Pourtant, l’avenir numérique n’est pas tout rose. La nouvelle frontière est dorénavant celle du mobile, et l’ouverture du Web est bien loin d’être d’être la norme dans ce nouvel univers. Le Web a offert à tous la liberté de créer et de diffuser sans demander la permission; la liberté d’apprendre en faisant un simple “View Source”; la liberté de faire une application qui tournera partout, avec une technologie qui n’est pas la propriété d’un acteur en particulier.

Mozilla s’est lancé le défi de s’attaquer à ce problème, de faire du Web un citoyen de premier rang sur le mobile. Première étape : Firefox pour Android. Deuxième étape : Firefox OS.
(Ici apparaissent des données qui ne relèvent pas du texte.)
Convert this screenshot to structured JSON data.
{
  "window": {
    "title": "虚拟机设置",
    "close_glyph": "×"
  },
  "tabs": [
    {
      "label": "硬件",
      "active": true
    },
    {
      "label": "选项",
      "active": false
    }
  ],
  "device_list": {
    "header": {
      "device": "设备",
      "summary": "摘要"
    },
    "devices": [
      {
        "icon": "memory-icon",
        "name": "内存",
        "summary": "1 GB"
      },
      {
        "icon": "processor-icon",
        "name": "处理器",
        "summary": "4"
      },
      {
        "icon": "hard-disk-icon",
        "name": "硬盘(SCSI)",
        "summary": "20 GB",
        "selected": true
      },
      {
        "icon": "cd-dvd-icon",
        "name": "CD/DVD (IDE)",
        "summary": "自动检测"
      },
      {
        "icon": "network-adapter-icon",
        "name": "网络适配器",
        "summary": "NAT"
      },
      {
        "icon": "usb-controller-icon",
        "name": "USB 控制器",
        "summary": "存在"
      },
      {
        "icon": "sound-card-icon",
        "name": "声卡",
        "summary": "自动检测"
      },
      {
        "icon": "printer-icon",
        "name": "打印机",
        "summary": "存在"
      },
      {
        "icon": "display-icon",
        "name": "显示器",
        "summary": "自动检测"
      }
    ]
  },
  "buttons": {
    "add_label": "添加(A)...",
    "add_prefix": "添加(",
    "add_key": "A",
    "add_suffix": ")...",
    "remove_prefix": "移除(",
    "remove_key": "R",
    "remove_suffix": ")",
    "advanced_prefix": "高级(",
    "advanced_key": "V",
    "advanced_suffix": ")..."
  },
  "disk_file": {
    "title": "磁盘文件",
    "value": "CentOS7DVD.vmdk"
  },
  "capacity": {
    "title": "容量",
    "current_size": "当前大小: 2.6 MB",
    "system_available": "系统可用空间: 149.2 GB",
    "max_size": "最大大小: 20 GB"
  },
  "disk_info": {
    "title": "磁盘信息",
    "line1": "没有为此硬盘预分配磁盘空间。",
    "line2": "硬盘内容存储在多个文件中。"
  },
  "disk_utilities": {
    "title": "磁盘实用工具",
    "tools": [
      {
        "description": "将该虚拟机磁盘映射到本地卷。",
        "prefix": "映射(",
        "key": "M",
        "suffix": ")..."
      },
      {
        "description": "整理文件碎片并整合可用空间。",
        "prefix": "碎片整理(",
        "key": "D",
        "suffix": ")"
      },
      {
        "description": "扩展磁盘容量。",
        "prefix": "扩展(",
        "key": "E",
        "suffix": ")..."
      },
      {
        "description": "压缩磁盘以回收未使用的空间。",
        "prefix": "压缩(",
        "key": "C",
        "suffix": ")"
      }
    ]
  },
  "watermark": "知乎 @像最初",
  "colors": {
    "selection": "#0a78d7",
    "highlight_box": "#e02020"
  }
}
Comme il y a 15 ans, il s’agit de fabriquer l’Internet (mobile) qu’on veut, pas celui qu’on veut bien nous laisser. Comme il y a 15 ans, cela peut sembler à certains un objectif délirant. Ca l’est peut-être. Sûrement. Mais pour ceux qui entrevoient le potentiel de cette idée, l’attrait est irrésistible. Je vois le potentiel de cette grande idée. Et vous ?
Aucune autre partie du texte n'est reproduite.